By Radu Marinas
BUCHAREST, July 30 (Reuters) - Romania will ask the International Monetary Fund to allow it a higher budget deficit of up to 7 percent of gross domestic produce this year, hoping to follow Hungary in securing easier terms for an aid package.
A senior government official close to talks with the Fund, which started on Wednesday, told Reuters flexibility from the lender was needed because of dwindling state revenues as the Romanian economy plunges deeper into recession.
If successful, Romania would retread the path of fellow European Union member Hungary which has won a Fund reprieve in budget plans, as it struggles to keep a 20 billion euro aid package, led by the IMF, on track.
The Washington-based lender has began a first review of Romania's progress in meeting aid conditions, which include a fiscal deficit target of 4.6 percent of GDP in 2009.
"The negotiating mandate given by the cabinet is a 4.6-7 percent range for the deficit to be raised in IMF talks," the official told Reuters.
Romania's problems are emblematic of wider woes in the region, where shrinking economies have put pressure on budget plans, pushing many above the EU's three-percent limit.
In May, under a similar agreement with the IMF and the EU, Hungary was allowed to hike its deficit ceiling to 3.9 percent of GDP from a previous 2.9 percent target.
Crisis-hit Latvia has been given the nod from the IMF to run a deficit of as much as 10 percent of GDP.

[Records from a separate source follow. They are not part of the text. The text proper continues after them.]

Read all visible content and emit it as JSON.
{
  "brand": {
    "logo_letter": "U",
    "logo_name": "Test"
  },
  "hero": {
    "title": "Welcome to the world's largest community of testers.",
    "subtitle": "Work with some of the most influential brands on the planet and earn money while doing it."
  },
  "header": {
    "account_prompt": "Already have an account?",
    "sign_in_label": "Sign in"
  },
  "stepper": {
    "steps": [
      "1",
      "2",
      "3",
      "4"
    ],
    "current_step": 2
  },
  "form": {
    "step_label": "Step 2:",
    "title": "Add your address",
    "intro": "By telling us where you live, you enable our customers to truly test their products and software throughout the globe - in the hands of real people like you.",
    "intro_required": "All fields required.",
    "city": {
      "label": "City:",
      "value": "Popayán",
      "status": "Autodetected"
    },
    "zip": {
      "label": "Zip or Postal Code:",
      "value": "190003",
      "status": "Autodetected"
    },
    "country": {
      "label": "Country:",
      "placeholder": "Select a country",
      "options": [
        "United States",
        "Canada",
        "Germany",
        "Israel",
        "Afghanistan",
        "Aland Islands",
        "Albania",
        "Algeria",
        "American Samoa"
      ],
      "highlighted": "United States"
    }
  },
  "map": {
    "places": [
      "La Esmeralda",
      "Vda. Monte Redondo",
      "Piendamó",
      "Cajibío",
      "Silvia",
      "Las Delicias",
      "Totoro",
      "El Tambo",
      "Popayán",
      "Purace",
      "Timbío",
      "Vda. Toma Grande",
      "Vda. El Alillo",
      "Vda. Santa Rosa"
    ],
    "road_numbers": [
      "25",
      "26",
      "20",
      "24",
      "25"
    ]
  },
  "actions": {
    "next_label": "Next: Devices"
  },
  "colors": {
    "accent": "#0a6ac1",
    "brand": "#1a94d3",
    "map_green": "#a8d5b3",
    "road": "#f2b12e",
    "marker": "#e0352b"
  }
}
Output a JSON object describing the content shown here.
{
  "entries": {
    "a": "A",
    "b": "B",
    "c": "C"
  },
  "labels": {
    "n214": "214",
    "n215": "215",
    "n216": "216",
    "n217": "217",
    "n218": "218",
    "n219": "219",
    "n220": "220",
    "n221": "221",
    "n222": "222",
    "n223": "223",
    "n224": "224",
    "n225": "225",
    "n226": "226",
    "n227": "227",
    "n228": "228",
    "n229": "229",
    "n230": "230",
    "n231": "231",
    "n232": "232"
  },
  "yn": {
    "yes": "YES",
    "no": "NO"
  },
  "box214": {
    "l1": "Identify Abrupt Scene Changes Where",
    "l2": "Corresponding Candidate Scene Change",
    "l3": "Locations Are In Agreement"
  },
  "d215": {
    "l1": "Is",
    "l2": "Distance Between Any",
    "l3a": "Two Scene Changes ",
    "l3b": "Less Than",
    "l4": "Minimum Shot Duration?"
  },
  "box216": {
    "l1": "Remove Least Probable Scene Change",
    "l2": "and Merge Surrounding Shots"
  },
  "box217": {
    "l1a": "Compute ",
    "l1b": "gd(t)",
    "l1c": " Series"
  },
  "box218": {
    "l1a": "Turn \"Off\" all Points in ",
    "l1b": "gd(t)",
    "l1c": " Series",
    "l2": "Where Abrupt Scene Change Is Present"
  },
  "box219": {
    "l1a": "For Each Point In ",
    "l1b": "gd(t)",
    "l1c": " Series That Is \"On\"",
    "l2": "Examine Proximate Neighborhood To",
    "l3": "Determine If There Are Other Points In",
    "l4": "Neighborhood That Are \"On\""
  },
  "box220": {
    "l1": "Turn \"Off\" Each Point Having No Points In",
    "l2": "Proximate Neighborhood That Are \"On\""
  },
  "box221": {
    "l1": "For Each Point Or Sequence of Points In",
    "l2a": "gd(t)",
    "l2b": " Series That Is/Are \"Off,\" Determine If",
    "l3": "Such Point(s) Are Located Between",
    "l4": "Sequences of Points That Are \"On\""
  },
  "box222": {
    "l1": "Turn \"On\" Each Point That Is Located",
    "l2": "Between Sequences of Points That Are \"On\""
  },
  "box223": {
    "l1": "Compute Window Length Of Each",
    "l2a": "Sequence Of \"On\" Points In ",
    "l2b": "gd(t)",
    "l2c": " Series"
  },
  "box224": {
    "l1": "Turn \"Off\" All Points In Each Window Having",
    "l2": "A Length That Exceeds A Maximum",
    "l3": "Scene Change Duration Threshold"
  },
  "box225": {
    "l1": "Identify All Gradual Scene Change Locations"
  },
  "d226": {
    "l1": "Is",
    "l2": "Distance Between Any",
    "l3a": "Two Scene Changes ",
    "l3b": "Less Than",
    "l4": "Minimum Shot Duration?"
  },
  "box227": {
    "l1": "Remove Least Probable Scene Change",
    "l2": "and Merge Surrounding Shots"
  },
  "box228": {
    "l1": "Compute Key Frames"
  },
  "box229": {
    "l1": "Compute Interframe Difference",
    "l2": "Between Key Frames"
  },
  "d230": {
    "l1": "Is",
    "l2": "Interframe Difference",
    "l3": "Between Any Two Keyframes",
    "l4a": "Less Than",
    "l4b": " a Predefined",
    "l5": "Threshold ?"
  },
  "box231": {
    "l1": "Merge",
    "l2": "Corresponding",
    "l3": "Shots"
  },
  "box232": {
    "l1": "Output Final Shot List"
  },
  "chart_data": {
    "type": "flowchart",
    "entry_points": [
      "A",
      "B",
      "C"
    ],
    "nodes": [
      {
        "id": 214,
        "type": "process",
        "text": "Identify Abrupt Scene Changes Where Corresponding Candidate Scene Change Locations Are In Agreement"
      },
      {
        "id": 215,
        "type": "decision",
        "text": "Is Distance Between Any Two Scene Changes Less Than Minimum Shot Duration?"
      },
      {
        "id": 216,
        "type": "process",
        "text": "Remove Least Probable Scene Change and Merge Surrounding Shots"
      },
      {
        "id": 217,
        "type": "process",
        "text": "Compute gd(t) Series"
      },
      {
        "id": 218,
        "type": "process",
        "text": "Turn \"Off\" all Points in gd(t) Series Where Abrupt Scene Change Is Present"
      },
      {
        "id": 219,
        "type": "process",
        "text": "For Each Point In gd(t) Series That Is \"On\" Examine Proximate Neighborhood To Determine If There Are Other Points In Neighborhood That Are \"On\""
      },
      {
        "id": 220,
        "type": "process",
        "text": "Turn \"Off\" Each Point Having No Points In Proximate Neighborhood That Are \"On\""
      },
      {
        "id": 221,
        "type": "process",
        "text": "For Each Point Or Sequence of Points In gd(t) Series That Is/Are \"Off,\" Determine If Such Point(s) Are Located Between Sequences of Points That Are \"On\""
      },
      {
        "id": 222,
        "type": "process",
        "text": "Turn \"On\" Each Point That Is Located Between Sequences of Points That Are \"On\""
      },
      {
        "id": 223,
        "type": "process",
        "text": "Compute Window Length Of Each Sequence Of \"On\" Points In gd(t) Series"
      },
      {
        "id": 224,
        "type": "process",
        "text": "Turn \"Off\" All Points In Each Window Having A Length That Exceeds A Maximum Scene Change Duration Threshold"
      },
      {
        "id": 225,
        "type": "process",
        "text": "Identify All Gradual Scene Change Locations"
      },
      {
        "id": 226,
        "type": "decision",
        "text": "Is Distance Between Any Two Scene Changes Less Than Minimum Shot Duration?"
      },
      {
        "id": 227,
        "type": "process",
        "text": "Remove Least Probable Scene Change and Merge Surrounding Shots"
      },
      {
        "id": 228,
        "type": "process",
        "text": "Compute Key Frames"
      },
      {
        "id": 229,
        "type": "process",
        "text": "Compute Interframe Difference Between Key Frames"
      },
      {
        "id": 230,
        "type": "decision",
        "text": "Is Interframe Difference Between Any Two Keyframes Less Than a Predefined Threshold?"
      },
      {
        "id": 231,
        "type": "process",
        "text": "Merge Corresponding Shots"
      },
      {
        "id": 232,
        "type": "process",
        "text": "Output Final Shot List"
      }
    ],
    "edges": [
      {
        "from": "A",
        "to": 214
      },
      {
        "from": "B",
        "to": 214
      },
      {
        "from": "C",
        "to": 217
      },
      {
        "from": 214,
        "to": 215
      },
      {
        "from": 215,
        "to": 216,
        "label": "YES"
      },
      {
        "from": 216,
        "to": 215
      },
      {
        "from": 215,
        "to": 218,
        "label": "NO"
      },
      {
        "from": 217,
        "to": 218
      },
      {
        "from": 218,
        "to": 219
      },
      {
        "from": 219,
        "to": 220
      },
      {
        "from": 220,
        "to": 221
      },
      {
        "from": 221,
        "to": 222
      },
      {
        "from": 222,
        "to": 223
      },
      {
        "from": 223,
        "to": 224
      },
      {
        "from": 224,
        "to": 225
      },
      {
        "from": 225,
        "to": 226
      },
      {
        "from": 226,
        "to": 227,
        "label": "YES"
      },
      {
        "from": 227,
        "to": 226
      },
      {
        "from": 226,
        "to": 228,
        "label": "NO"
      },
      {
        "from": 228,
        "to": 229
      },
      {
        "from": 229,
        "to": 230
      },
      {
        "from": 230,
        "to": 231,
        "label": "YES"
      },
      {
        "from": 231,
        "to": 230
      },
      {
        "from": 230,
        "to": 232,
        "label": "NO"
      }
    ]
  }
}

Observers warn skyrocketing deficits raise concerns about fiscal restrain in eastern Europe in the longer term, with many capitals struggling to rein in spending now and, possibly, even when their economies emerge from recession.
In Romania, a presidential election to be held in late 2009 poses problems for cutbacks.
The election pits politicians from the two ruling parties against each other as main contenders, making it difficult for the government to agree on policies and reforms.
"Seven percent is a big deficit," said Ionut Dumitru of Raiffeisen Bank in Bucharest.
"From the perspective of euro adoption, high deficits (in the region) would be hard to adjust in the coming years."
Mirroring Hungary, facing the worst downturn in two decades as a fall in demand in western Europe has cut jobs and incomes, Romania enforced drastic cuts to meet IMF requirements.
But first-quarter growth data showing a worse than expected contraction at 6.2 percent have prompted officials to say that Romania needs increased funding to finance infrastructure investment and fight financial woes more resolutely.
Analysts said IMF acceptance of a 7 percent deficit would have a harsh knock-on effect in Romania.
"If the IMF accepts such a gap (7 percent), such an agreement will be certainly accompanied by drastic spending adjustment such as an axing of jobs in the public sector," said Rozalia Pal of UniCredit Tiriac Bank in Bucharest.